I very much welcome that we have in the Queen’s Speech, and coming down the legislative road, the energy security Bill. I am sure there are some parts of that that are really important, not least such things as the future systems operator—it all sounds very technical—but we absolutely need a revived strategic approach to our energy networks. Already, getting access to the grid, whether it is for renewables or for batteries, is extremely difficult. I just do not see a pathway through in the short term, whereby we can bring many of those renewable resources on board, let alone energy storage as well, which makes some of those renewables work.
Back in November 2020, we had the Government’s Ten Point Plan for a Green Industrial Revolution, and just before we finished the last Session of Parliament we had the energy security strategy. To me, there was a big difference between the two, and it was at point 7 in the green industrial revolution, on the very tedious subject of energy efficiency. Energy efficiency is really boring; it is all about bringing down the demand for energy. I sometimes think that, in energy policy-making in the Government, we have gone back to the thinking of the Central Electricity Generating Board of the 1960s: there is going to be an energy crisis, so build, build, build. Of course, we have to do that, but what we need to do as well—and we are smart enough and we have the systems to do it these days—is manage demand.

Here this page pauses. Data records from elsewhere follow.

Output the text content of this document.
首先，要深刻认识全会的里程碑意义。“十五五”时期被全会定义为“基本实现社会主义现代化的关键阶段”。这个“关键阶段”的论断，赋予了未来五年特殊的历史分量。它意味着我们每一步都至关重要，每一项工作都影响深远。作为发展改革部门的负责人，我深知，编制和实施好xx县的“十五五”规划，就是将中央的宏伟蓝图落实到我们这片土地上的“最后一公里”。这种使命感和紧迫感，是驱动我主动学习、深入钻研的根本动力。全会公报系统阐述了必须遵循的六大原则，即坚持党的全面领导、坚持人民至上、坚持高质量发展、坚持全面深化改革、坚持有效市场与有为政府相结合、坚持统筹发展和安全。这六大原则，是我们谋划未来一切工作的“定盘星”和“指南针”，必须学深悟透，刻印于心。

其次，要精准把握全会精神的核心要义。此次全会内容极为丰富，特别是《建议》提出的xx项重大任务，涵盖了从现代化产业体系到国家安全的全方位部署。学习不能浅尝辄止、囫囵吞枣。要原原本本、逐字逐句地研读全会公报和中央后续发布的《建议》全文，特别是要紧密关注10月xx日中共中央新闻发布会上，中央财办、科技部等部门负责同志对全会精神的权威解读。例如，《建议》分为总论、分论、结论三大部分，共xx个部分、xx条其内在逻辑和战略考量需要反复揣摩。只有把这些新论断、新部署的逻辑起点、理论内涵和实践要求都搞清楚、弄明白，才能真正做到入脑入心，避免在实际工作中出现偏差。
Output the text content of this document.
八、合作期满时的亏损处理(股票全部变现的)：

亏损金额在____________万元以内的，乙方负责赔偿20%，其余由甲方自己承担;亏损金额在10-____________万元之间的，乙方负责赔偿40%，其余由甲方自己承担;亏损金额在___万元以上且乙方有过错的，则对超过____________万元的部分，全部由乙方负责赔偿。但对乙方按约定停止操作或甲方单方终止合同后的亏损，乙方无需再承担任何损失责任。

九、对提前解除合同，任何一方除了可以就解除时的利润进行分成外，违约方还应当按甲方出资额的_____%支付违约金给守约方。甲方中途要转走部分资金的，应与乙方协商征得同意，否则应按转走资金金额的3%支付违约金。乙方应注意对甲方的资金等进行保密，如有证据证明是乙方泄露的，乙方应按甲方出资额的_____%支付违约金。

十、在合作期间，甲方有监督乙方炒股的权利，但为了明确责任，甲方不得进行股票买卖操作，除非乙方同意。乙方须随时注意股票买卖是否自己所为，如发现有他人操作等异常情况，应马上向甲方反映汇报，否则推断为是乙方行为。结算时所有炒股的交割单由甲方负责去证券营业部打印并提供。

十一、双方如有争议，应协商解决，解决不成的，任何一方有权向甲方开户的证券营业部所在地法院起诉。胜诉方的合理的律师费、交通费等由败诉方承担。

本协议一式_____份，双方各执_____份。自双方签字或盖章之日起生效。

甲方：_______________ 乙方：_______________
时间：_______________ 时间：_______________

I was brought up as an economist, where you dealt with supply and you dealt with demand—you dealt with both. We seem to have forgotten that entirely. It is in the area of heat and buildings, where the Government have a strategy, that we need to get energy efficiency right.
The Climate Change Committee was mentioned earlier in the debate, and I shall quote its thoughts on the Heat and Buildings Strategy in its report that came out earlier this year, I think in March:
“plans are not yet comprehensive or complete—
it is talking in its usual very restrained way—
“and significant delivery risks remain”
across the strategy. My absolutely fundamental question to the Minister is whether the energy security Bill will bring back that other half of the economy—demand, as opposed to supply. I would like him to answer that key question.
The only other questions I would ask are these. When do the Government predict that we will finally manage to decouple electricity prices from gas prices? That has to be an absolute target, to get us out of these sorts of things in the long term. Finally, coming down to the micro, what are the Government going to do particularly around those consumers on prepayment meters who will, in many ways, be discriminated against in the restricted strategies that we already have to help consumers with their energy bills?